One of their main disagreements is that the montages decontextualize the history and essence of the titles. He emphasizes that the main attraction of opera is the music and the voices – “we want to hear good singers and good music” – and ensures that what the public wants to hear and see is what each title offers in an original way.

“It’s like going to Notre Dame, the pyramids of Egypt or any of the great temples of antiquity and finding scantily clad dancers doing those choreographies that are all so the same and ribald. Why should we allow that? Everything has its place, its time, and we are going to respect it, know it and enjoy its purity, for what it is.”

For her, the voice is an unlimited instrument: “it allows us to do wonderful things, although many believe that we have to do what Mr.

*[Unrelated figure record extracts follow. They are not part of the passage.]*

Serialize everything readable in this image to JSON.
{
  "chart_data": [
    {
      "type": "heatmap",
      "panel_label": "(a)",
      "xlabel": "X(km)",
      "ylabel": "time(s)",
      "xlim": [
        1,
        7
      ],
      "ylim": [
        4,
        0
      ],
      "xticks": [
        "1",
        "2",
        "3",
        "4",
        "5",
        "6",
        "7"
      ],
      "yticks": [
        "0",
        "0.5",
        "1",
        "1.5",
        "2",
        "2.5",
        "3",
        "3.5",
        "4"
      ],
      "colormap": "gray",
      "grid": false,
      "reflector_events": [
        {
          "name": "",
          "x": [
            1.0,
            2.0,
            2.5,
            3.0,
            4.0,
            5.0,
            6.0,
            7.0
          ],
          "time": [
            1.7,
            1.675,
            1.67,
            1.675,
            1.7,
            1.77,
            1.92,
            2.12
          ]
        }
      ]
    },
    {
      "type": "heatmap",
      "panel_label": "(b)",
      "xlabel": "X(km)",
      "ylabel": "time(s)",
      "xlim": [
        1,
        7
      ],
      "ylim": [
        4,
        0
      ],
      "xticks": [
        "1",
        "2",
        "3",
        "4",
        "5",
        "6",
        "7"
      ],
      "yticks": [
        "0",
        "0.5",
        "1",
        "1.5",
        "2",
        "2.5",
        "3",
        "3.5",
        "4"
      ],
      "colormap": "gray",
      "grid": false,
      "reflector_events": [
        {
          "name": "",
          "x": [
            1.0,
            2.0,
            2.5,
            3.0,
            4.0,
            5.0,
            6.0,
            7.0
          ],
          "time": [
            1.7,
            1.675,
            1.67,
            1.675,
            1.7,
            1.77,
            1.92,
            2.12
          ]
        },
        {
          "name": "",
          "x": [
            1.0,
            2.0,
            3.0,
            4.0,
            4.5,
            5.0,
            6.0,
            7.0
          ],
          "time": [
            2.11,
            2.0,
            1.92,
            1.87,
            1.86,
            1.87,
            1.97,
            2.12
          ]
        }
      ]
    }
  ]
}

Rabbit from Puerto Rico -he says in reference to Bad Bunny-, which is nothing more than pushing in the bathroom. It can’t be, right?”

Among the memorable productions and roles she has starred in, Cristina Ortega has a special affection for La Traviata, Manon and Lucia di Lammermoor, the latter being her favorite.

The teacher remembers that the beginning of her career was as a soloist of the Orquesta Típica of Mexico City, under the guidance of Ignacio Fernández Esperón, Tata Nacho, with whom he had the fortune of performing fine Mexican and popular songs.

He does not make “the ugly” to the popular repertoire at all; He even recognizes the importance of Miguel Aceves Mejía in his decision to dedicate himself to singing. “To this day I love and surprise their falsettos; I wanted to do the same.”

–Do you consider yourself a diva?

–Now any impertinent person can be called a diva, because the term has been trivialized and they call everything a diva. Being one is not a matter of attitude, whims or empty fame; Demonstrated artistic excellence is required. The authentic diva is one who is defined by her proven, accomplished and proven achievements, by completing very difficult works to perfection and reaching a maximum level in her art. The applause at that supreme moment is something that cannot be changed for anything.